Gold price forecast as central banks’ accumulation is the most rapid since 1960
Mircea Vasiu
Jul 31, 2023, 03:23 AM
  • Central banks accumulate gold at the fastest pace since 1960s
  • Gold price consolidates near all-time highs
  • The path of least resistance remains the upside

Gold was at the center of attention during the COVID-19 pandemic and the years that followed. Because central banks and governments worldwide rushed to support their economies via quantitative easing or fiscal programs, the money supply expanded at unprecedented rates.

As a result, inflation soared in all economies.

Gold has been traditionally viewed as a hedge against inflation. So it was only natural for investors to turn their attention to gold and anticipate the rise in inflation.

But to their disappointment, the price of gold did not act as they expected. In fact, a quick look at the larger timeframes reveals the fact that the gold price is in a long-term consolidation.

However, the consolidation takes place near all-time highs. Shorting an asset when trading close to all-time highs is a contrarian (and risky) bet.

That is particularly true when reading statistics saying that central banks are buying gold at the most rapid pace since the 1960s.

Why do central banks buy gold?

For a variety of reasons.

First, gold offers portfolio diversification even for central banks. For example, gold is a way to reduce dependence on USD holdings.

Second, holding gold does not bring any credit risk. More precisely, there is no counterparty risk in holding gold.

Third, gold can be used as emergency funding in times of need (e.g., war).
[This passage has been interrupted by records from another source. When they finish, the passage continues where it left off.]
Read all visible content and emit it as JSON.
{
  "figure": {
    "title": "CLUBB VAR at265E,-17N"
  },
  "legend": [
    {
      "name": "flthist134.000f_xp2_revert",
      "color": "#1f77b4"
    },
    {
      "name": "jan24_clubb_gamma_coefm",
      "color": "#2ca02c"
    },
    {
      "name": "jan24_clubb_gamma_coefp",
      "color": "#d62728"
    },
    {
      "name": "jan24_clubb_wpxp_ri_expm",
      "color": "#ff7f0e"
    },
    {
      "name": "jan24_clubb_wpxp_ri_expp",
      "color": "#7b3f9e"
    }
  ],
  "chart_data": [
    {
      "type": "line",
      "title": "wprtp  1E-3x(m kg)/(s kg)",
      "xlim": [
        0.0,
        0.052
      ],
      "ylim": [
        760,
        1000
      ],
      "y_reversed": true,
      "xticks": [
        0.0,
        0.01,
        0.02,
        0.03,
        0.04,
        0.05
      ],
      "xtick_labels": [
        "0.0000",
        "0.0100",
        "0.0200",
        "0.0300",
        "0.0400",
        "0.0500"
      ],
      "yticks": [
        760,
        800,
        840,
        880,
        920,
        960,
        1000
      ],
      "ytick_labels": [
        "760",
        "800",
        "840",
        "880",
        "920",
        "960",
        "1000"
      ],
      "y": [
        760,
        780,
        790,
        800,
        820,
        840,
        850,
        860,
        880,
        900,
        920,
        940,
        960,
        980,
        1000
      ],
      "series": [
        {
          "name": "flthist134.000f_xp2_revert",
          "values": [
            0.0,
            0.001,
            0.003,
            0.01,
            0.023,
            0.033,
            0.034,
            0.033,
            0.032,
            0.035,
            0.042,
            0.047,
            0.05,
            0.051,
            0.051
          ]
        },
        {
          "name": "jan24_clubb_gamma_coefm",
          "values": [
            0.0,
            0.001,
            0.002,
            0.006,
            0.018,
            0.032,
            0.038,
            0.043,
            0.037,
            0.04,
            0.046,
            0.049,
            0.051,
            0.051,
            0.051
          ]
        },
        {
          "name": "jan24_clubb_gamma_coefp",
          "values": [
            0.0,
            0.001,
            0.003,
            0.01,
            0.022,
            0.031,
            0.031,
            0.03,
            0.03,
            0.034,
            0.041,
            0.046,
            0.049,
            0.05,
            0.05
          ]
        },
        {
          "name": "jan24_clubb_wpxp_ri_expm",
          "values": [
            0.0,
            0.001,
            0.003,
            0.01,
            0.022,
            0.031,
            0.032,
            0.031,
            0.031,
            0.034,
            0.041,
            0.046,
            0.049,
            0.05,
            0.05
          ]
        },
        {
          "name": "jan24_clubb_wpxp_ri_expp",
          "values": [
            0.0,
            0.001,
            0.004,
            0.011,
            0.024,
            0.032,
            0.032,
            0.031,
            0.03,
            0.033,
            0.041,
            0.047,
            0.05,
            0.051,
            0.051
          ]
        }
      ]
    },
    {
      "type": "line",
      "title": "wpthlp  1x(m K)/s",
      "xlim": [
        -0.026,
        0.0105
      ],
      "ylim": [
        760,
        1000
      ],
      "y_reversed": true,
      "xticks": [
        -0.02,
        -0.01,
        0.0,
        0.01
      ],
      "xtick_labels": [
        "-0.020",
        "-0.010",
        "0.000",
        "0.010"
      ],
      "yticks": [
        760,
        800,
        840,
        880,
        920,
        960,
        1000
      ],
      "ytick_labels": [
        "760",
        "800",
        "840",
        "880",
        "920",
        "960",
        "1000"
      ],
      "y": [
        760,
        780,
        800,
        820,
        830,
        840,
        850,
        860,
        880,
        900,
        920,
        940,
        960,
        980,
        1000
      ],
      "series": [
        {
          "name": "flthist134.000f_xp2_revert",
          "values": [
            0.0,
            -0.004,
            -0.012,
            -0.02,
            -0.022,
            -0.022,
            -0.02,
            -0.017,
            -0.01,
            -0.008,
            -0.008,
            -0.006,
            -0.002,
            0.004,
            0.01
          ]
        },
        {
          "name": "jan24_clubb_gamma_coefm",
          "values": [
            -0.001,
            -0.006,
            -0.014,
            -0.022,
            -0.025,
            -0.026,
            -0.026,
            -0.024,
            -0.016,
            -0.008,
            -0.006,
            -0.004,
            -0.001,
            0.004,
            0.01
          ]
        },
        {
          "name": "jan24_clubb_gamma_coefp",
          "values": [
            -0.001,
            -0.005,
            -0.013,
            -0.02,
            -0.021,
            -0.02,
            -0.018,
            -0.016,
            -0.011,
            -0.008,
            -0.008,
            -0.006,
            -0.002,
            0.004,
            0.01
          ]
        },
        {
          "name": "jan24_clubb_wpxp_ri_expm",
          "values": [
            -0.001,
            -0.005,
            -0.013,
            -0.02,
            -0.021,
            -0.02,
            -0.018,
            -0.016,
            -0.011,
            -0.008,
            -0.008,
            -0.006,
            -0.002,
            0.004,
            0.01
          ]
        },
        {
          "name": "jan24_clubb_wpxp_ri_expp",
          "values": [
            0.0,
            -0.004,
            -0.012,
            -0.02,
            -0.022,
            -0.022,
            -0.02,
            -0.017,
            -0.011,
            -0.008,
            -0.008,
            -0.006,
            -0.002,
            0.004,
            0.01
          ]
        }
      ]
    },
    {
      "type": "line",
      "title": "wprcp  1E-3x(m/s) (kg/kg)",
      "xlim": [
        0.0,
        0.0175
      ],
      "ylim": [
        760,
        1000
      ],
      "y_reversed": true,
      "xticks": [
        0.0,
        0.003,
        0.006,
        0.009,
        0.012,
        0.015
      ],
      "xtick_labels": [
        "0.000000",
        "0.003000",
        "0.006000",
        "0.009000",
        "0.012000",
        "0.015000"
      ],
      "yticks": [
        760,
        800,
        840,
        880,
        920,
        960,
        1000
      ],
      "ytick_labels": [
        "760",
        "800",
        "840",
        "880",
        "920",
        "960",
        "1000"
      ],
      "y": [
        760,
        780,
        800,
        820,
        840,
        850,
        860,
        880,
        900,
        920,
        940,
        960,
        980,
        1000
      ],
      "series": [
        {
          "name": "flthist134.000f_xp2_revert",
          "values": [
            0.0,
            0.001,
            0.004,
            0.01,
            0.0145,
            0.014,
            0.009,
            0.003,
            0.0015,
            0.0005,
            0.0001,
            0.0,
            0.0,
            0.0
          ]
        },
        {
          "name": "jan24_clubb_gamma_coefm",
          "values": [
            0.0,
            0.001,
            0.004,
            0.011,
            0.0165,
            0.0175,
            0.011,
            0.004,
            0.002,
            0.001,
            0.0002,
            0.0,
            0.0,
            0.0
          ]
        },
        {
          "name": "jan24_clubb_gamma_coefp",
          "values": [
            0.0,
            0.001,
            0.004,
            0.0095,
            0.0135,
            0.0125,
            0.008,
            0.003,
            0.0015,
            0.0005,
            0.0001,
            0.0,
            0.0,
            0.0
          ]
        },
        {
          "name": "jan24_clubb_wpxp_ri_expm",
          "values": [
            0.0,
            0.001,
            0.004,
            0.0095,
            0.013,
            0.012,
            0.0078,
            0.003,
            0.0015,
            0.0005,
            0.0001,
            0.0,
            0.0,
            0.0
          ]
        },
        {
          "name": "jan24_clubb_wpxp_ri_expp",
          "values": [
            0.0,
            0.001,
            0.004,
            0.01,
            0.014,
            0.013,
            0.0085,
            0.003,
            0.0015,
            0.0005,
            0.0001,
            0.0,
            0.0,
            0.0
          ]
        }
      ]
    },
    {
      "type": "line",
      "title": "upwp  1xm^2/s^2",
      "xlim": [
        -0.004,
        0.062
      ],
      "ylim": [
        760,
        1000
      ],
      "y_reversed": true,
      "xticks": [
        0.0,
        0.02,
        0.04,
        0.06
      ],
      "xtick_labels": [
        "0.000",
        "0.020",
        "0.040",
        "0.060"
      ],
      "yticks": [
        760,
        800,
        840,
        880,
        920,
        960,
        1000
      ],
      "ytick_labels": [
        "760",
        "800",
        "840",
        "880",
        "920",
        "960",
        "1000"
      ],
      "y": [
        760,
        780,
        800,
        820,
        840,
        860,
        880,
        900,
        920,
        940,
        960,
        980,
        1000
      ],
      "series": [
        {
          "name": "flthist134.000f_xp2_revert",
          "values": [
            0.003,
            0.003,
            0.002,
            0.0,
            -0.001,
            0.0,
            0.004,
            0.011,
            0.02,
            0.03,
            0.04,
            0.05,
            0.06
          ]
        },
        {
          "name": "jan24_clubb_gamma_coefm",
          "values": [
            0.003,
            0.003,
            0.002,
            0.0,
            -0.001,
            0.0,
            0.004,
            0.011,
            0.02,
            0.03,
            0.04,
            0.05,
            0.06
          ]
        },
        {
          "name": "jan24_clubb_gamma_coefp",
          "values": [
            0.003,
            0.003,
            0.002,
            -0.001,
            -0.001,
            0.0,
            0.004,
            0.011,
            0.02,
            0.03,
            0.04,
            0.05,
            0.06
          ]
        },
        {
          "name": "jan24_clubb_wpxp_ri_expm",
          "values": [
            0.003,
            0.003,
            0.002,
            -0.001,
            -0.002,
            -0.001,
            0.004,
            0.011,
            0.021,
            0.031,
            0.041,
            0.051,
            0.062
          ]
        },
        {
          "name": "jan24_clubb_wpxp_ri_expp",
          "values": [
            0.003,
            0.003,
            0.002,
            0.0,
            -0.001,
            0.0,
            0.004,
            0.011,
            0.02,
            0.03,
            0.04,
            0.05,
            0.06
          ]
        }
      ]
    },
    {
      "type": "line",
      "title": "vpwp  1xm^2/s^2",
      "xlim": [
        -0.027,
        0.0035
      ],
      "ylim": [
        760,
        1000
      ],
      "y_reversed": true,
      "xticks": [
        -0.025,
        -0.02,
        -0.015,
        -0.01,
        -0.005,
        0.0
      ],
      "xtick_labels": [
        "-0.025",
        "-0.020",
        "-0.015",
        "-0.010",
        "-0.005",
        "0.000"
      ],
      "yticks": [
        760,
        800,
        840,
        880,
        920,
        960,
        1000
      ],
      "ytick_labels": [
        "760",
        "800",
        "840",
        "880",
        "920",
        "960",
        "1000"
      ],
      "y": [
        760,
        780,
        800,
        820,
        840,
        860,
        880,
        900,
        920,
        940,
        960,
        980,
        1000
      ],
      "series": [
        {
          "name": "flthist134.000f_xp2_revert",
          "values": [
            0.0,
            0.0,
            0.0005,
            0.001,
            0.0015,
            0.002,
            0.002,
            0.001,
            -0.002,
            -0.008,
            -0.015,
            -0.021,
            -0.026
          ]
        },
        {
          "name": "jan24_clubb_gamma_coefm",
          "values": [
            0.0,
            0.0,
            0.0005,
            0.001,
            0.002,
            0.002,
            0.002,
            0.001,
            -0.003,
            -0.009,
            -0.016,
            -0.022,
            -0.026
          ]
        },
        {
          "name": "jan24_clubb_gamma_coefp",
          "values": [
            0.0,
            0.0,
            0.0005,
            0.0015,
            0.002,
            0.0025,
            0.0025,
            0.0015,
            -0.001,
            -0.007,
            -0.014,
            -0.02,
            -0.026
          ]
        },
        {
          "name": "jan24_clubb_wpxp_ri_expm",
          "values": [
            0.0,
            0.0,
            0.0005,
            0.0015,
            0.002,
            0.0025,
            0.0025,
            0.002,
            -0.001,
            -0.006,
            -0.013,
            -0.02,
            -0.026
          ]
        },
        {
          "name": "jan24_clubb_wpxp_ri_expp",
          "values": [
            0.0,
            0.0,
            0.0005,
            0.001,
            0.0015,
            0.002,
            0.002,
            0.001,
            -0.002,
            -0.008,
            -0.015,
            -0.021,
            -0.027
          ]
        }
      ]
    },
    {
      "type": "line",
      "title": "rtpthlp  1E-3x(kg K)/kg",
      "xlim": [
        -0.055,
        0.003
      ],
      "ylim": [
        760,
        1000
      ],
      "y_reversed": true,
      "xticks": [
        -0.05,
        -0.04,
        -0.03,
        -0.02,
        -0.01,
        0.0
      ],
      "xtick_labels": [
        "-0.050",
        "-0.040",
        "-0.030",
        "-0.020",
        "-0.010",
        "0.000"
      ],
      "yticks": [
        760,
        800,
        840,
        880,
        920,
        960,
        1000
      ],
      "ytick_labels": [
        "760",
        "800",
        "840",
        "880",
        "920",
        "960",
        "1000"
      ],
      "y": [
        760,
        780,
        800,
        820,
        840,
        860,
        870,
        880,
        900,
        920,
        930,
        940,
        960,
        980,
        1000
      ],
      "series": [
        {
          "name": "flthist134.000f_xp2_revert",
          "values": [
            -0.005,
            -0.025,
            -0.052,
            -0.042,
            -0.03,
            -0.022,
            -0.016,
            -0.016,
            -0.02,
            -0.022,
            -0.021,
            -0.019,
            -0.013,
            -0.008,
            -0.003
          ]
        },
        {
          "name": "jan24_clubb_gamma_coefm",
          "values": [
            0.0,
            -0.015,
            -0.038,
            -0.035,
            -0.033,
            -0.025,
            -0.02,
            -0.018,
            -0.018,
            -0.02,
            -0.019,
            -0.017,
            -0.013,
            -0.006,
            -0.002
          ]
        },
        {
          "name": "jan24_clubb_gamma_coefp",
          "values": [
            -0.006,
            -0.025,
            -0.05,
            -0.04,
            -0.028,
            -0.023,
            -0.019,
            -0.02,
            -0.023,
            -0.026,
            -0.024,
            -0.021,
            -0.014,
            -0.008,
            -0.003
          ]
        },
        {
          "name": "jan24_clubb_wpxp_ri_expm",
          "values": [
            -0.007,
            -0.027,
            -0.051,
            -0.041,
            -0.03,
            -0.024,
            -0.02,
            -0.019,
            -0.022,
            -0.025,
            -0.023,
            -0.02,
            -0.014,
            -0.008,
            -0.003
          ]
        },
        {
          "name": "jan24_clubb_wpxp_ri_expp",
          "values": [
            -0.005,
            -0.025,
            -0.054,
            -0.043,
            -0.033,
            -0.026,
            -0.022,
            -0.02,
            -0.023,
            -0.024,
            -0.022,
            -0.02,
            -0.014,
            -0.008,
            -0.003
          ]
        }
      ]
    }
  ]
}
Is a bullish breakout imminent?

Technical traders look at larger timeframes to eliminate the market “noise.” Gold, like any other US dollar-denominated asset, reacts to economic data, which is released constantly.

Hence, the smaller timeframes may be difficult to interpret, and a better way to understand the gold market is to look at the bigger picture.

Gold chart by TradingView

The weekly chart is the perfect timeframe for that. It shows that the price of gold was $250 in 2001 and exceeded $1750 ten years later.

But the most striking thing that this chart reveals is the similarity between the current consolidation area and the one between 2008-2010. Those were too troubled years, as the world faced the Great Financial Crisis.

What followed was a bullish breakout, a rally of almost $1000.

Therefore, as long as gold trades near the highs, the path of least resistance remains the upside.